Federal wages and benefits, Edwards reports, have been rising quickly, and by 2004, the average compensation of federal workers was almost twice the average in the private sector.

As a result, Edwards says that "The federal civilian workforce has become an elite island of secure and high-paid workers, separated from the ocean of private-sector American workers who must compete in today’s dynamic economy.”

His study, "Federal Pay outpaces Private-Sector Pay," Cato Institute, May 2006, showed:

The average federal worker earned $100,178 in wages and benefits in 2004, which compared to $51,876 for the average private-sector worker. Looking just at wages, federal workers earned an average $66,558, 56 percent more than the $42,635 earned by the average private worker.

According to U.S. Bureau of Economic Analysis data, since 1990 average compensation has increased 115 percent in the government and 69 percent in the private sector.

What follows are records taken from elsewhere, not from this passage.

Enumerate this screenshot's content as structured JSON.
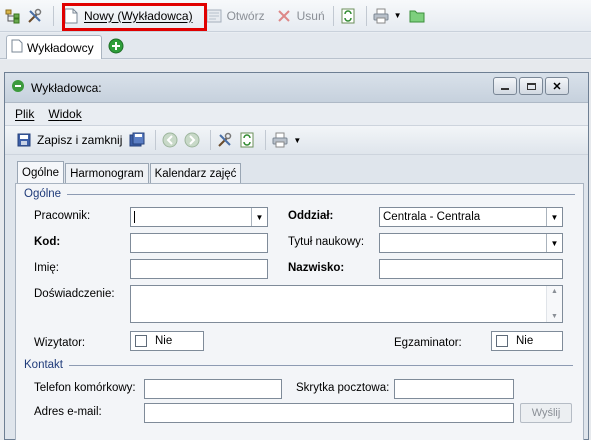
{
  "toolbar": {
    "new_label": "Nowy (Wykładowca)",
    "open_label": "Otwórz",
    "delete_label": "Usuń"
  },
  "tabs": {
    "main_tab": "Wykładowcy"
  },
  "window": {
    "title": "Wykładowca:",
    "menu": {
      "file": "Plik",
      "view": "Widok"
    },
    "toolbar": {
      "save_close_label": "Zapisz i zamknij"
    },
    "subtabs": [
      "Ogólne",
      "Harmonogram",
      "Kalendarz zajęć"
    ],
    "general": {
      "section_title": "Ogólne",
      "employee_label": "Pracownik:",
      "employee_value": "",
      "branch_label": "Oddział:",
      "branch_value": "Centrala - Centrala",
      "code_label": "Kod:",
      "code_value": "",
      "title_label": "Tytuł naukowy:",
      "title_value": "",
      "first_name_label": "Imię:",
      "first_name_value": "",
      "last_name_label": "Nazwisko:",
      "last_name_value": "",
      "experience_label": "Doświadczenie:",
      "experience_value": "",
      "visitor_label": "Wizytator:",
      "visitor_value": "Nie",
      "examiner_label": "Egzaminator:",
      "examiner_value": "Nie"
    },
    "contact": {
      "section_title": "Kontakt",
      "mobile_label": "Telefon komórkowy:",
      "mobile_value": "",
      "pobox_label": "Skrytka pocztowa:",
      "pobox_value": "",
      "email_label": "Adres e-mail:",
      "email_value": "",
      "send_label": "Wyślij"
    }
  }
}
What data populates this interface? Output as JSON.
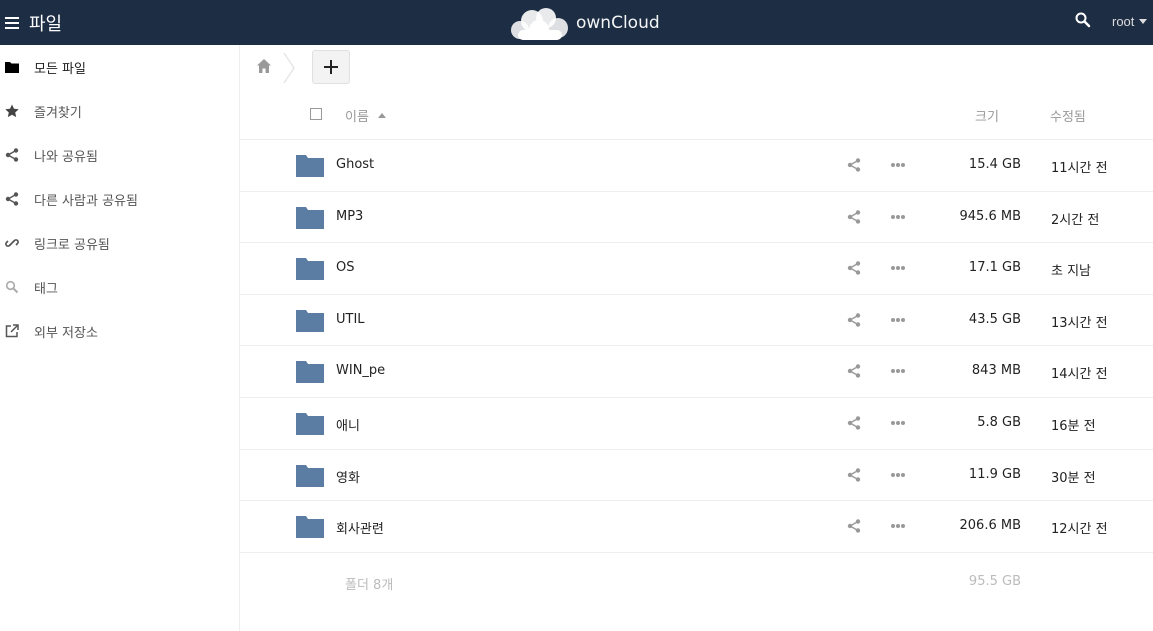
{
  "header": {
    "app_name": "파일",
    "logo_text": "ownCloud",
    "user": "root"
  },
  "sidebar": {
    "items": [
      {
        "label": "모든 파일",
        "icon": "folder-icon"
      },
      {
        "label": "즐겨찾기",
        "icon": "star-icon"
      },
      {
        "label": "나와 공유됨",
        "icon": "share-icon"
      },
      {
        "label": "다른 사람과 공유됨",
        "icon": "share-icon"
      },
      {
        "label": "링크로 공유됨",
        "icon": "link-icon"
      },
      {
        "label": "태그",
        "icon": "tag-search-icon"
      },
      {
        "label": "외부 저장소",
        "icon": "external-link-icon"
      }
    ]
  },
  "table": {
    "headers": {
      "name": "이름",
      "size": "크기",
      "modified": "수정됨"
    },
    "rows": [
      {
        "name": "Ghost",
        "size": "15.4 GB",
        "modified": "11시간 전"
      },
      {
        "name": "MP3",
        "size": "945.6 MB",
        "modified": "2시간 전"
      },
      {
        "name": "OS",
        "size": "17.1 GB",
        "modified": "초 지남"
      },
      {
        "name": "UTIL",
        "size": "43.5 GB",
        "modified": "13시간 전"
      },
      {
        "name": "WIN_pe",
        "size": "843 MB",
        "modified": "14시간 전"
      },
      {
        "name": "애니",
        "size": "5.8 GB",
        "modified": "16분 전"
      },
      {
        "name": "영화",
        "size": "11.9 GB",
        "modified": "30분 전"
      },
      {
        "name": "회사관련",
        "size": "206.6 MB",
        "modified": "12시간 전"
      }
    ],
    "summary": {
      "count": "폴더 8개",
      "total": "95.5 GB"
    }
  },
  "colors": {
    "header_bg": "#1d2d44",
    "folder": "#5b7ca3"
  }
}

Pay inflation has been fueled by routine adjustments that move workers into higher salary brackets regardless of performance, and by jobs that are redefined upward into higher pay ranges; the federal civilian workforce has become an elite island of secure and high-paid workers, separated from the ocean of private-sector American workers who must compete in today's dynamic economy.

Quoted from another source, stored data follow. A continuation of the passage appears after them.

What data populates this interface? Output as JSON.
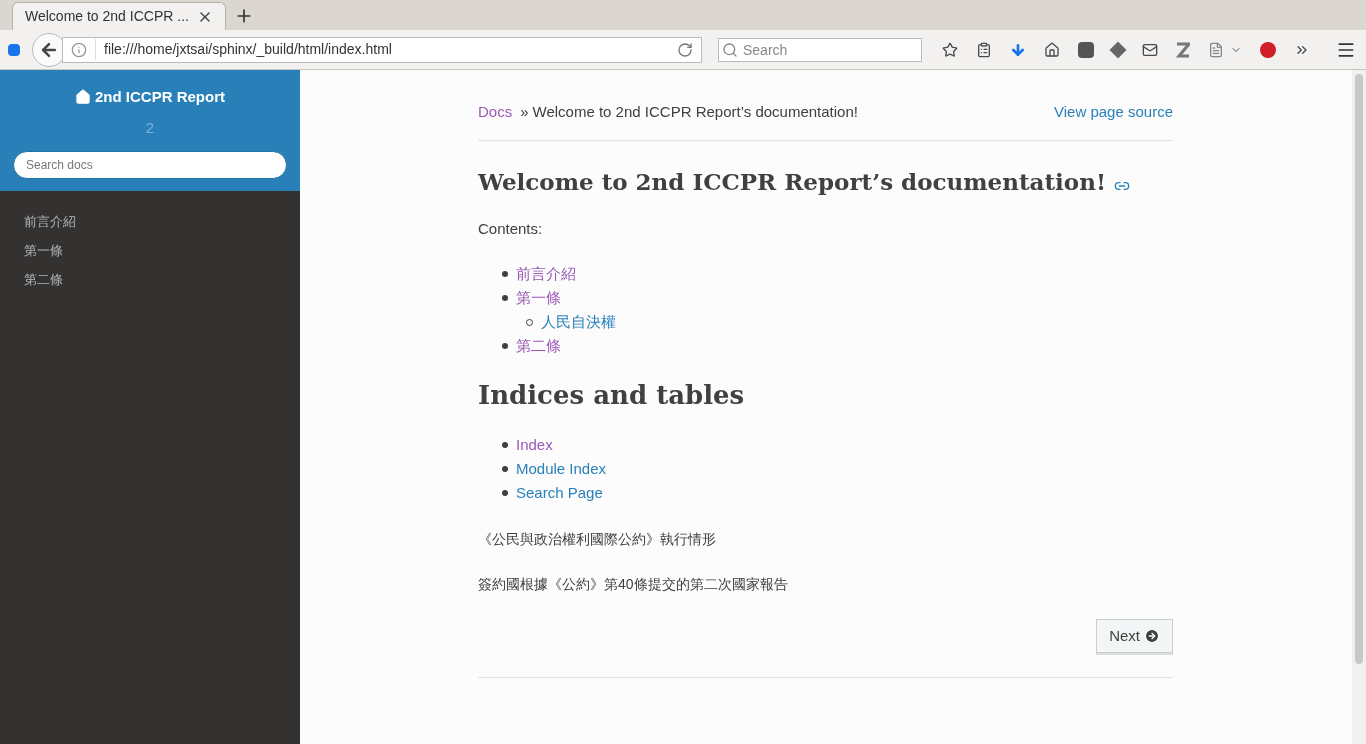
{
  "browser": {
    "tab": {
      "title": "Welcome to 2nd ICCPR ...",
      "selected": true
    },
    "url": "file:///home/jxtsai/sphinx/_build/html/index.html",
    "search": {
      "placeholder": "Search"
    }
  },
  "sidebar": {
    "project": "2nd ICCPR Report",
    "version": "2",
    "search": {
      "placeholder": "Search docs"
    },
    "items": [
      {
        "label": "前言介紹"
      },
      {
        "label": "第一條"
      },
      {
        "label": "第二條"
      }
    ]
  },
  "breadcrumbs": {
    "root": {
      "label": "Docs",
      "visited": true
    },
    "separator": "»",
    "current": "Welcome to 2nd ICCPR Report’s documentation!",
    "source_link": "View page source"
  },
  "title": "Welcome to 2nd ICCPR Report’s documentation!",
  "contents_label": "Contents:",
  "toc": [
    {
      "label": "前言介紹",
      "visited": true
    },
    {
      "label": "第一條",
      "visited": true,
      "children": [
        {
          "label": "人民自決權",
          "visited": false
        }
      ]
    },
    {
      "label": "第二條",
      "visited": true
    }
  ],
  "indices_heading": "Indices and tables",
  "indices": [
    {
      "label": "Index",
      "visited": true
    },
    {
      "label": "Module Index",
      "visited": false
    },
    {
      "label": "Search Page",
      "visited": false
    }
  ],
  "paragraphs": [
    "《公民與政治權利國際公約》執行情形",
    "簽約國根據《公約》第40條提交的第二次國家報告"
  ],
  "next_button": "Next"
}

Edwards asks: "Are federal workers underpaid or overpaid? Despite the escalation of federal compensation, some government studies have found that federal workers are underpaid, and that they suffer from a 'pay gap' compared to private-sector workers. By contrast, some academic studies have found that federal workers are overpaid. Comparison studies that find a pay gap sometimes compare federal workers to those in large businesses. But many U.S. workers are employed by small businesses, which to have lower compensation levels. More important, comparison studies typically look just at wages and don’t consider the superior benefits paid the government. Federal workers receive government health benefits, a pension plan with inflation protection, and a retirement savings plan with a very generous match. (By contrast, 40 percent of private-sector workers do not have access to an employer retirement plan at all.)

"Federal workers typically have generous holiday and vacation schedules, flexible work hours, training options, incentive awards, excessive disability benefits, flexible spending accounts, union protections and a usually more relaxed pace of work than private workers. Perhaps the most important benefit of federal work is the extreme job security. The rate of "involuntary separations” (layoffs and firings) in the federal workforce is just one-quarter the rate in the private sector. Just 1 in 5,000 federal non-defense workers is fired for poor performance each year. All these federal advantages in benefits suggest that, in comparable jobs, federal wages should be lower than private-sector wages.”

Congress, Edwards recommended, should restrain federal compensation by freezing federal wages for a period of years and examining fringe benefit programs for possible savings. In the longer term, the coming surge in federal worker retirement as baby boomers enter their sixties offers an opportunity to downsize federal agencies without problematic layoffs or buyouts.